I just spent “half an hour tidying the garden”. It took two and a half hours. (Would have taken longer if Shelley hadn’t come to help clean up.)
I love my garden, I love having a garden, I know I am lucky to have it, I was both born in a home withut and have lived many times without a garden as an adult.

I love that it’s a really small, south-London-terrace-size garden. I have fruiting apple, plum, cherry and hazelnut trees, grape and passionfruit vines, olives, lemons, baby oranges in pots. I love that things grow, of their own accord. That we plant them and care for them and they also just … grow. That gardening is as much about letting chaos reign as it is about containing it. (And that reigning/containing chaos is exactly the right analogy for writing, making theatre, pretty much every creative work I can think of.)
Gardening is the perfect analogy for pretty much every creative work I can think of. It’s loving and ignoring, letting go and holding up, offering and offering and offering – and sometimes knowing those offers just will not work.
Sometimes it’s making threats – I told the mock orange that if it didn’t blossom this year it was in trouble. Sometimes it’s about making good on those threats – the mock orange is now a lot smaller than it was.
Other times it’s about keeping on caring for something that probably doesn’t belong and maybe shouldn’t be there and actually doesn’t really fit but but maybe, might be, worth it in the end. And when it comes good, it’s always worth it in the end. (Lemon juice from lemon tree lemons on Christmas Day.)

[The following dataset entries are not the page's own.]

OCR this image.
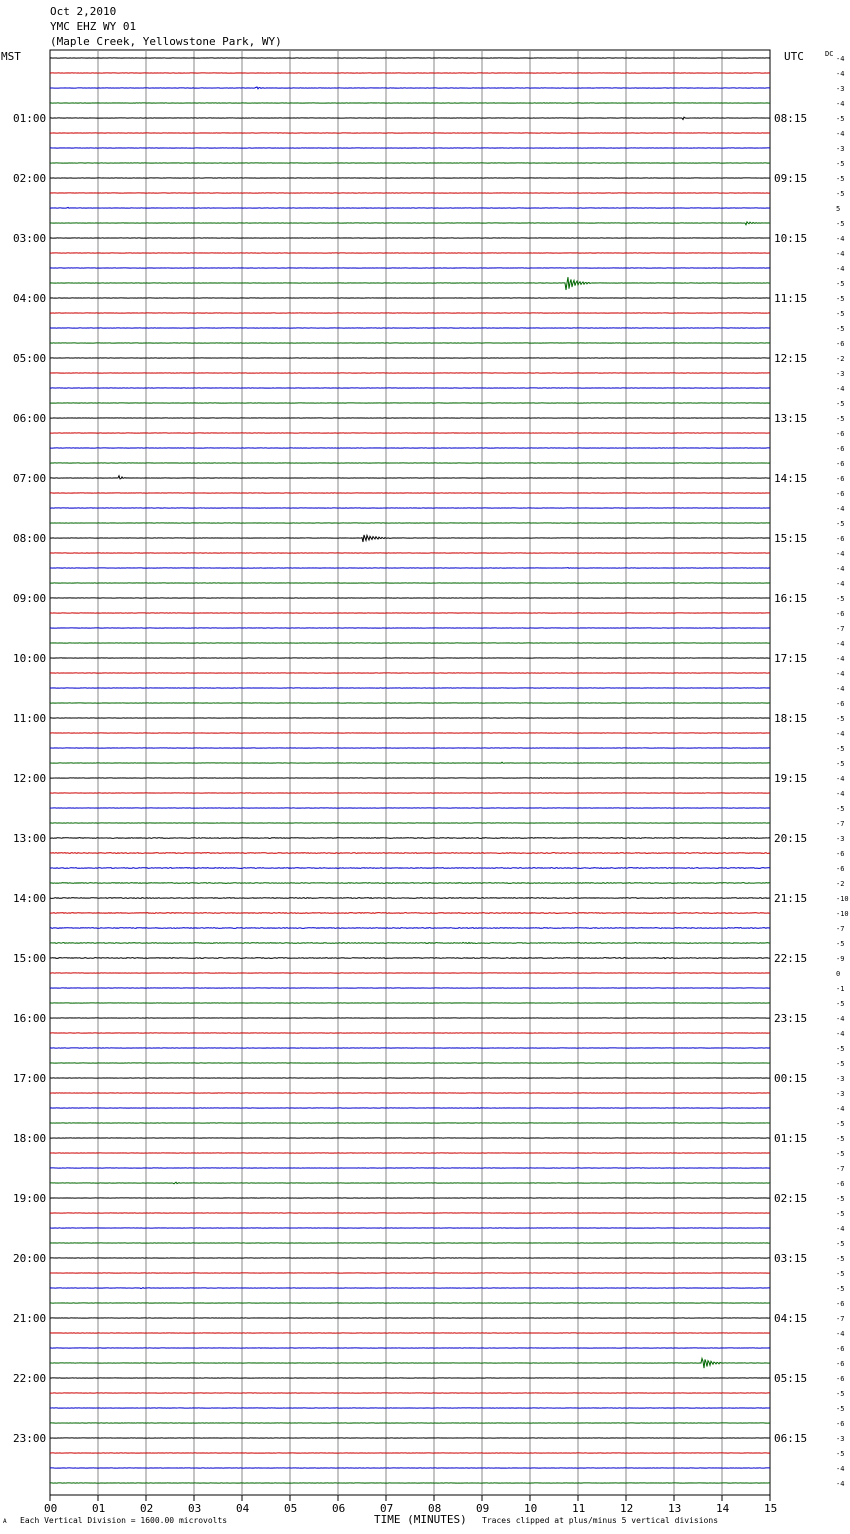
Oct 2,2010
YMC EHZ WY 01
(Maple Creek, Yellowstone Park, WY)
MST	UTC	DC
-4
-4
-3
-4
-5
-4
-3
-5
-5
-5
5
-5
-4
-4
-4
-5
-5
-5
-5
-6
-2
-3
-4
-5
-5
-6
-6
-6
-6
-6
-4
-5
-6
-4
-4
-4
-5
-6
-7
-4
-4
-4
-4
-6
-5
-4
-5
-5
-4
-4
-5
-7
-3
-6
-6
-2
-10
-10
-7
-5
-9
0
-1
-5
-4
-4
-5
-5
-3
-3
-4
-5
-5
-5
-7
-6
-5
-5
-4
-5
-5
-5
-5
-6
-7
-4
-6
-6
-6
-5
-5
-6
-3
-5
-4
-4
01:00	08:15
02:00	09:15
03:00	10:15
04:00	11:15
05:00	12:15
06:00	13:15
07:00	14:15
08:00	15:15
09:00	16:15
10:00	17:15
11:00	18:15
12:00	19:15
13:00	20:15
14:00	21:15
15:00	22:15
16:00	23:15
17:00	00:15
18:00	01:15
19:00	02:15
20:00	03:15
21:00	04:15
22:00	05:15
23:00	06:15
00	01	02	03	04	05	06	07	08	09	10	11	12	13	14	15
A Each Vertical Division = 1600.00 microvolts	TIME (MINUTES) Traces clipped at plus/minus 5 vertical divisions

The garden, while gardening, is a place to think – no music, no talking, no emails/texts/twitter/facebook, just thought. Just allowing thought to be, to become.
It’s a place to remember – my parents, she from south London who’d never had a garden of her own, he from NZ, transplanted to London and no garden  for 20 years – and how they loved that classic kiwi quarter acre section in Tokoroa. When we moved in the section was bare, empty. A tiny little weatherboard mill house plonked in the middle (just like all the other Kinleith mill houses in Tokoroa). By the time my Dad had been dead for 12 years and Mum finally sold the house (for a pittance, no making money on a cheap 1960s mortgage for them, sadly), the house was still tiny, but the garden was full, flourishing, strong. When I go back I see the huge walnut tree and remember them planting it. I remember them both, working full time, and then working hours and hours in the garden at night and on his days off (he was a shift-worker, 6 days on/2 days off) or her weekends. Apples and plums and fresh green beans, potatoes, gooseberries, raspberries, rhubarb. The joy of growing. The excess of canning and bottling and freezing.
I remember how little they had and how immensely grateful they were for it – because they’d had so much less before. These were people who made their potato wine in the flat I was born in in Woolwich. They liked to make.
I like to make.
Books, theatre, garden, baking. It’s all making.
Today, I felt a book beginning as I worked. I don’t know what it’s about, I have one to finish yet anyway, and (perhaps) a play to write. But I could feel it starting, like a bulb opening in the dark of the earth, a green tip just beginning to reach up.
I will be wassailing my trees on January 6th. I’ve done it for many years now and it seems to work. Maybe I should think about wassailing my creative work too. And then what might come?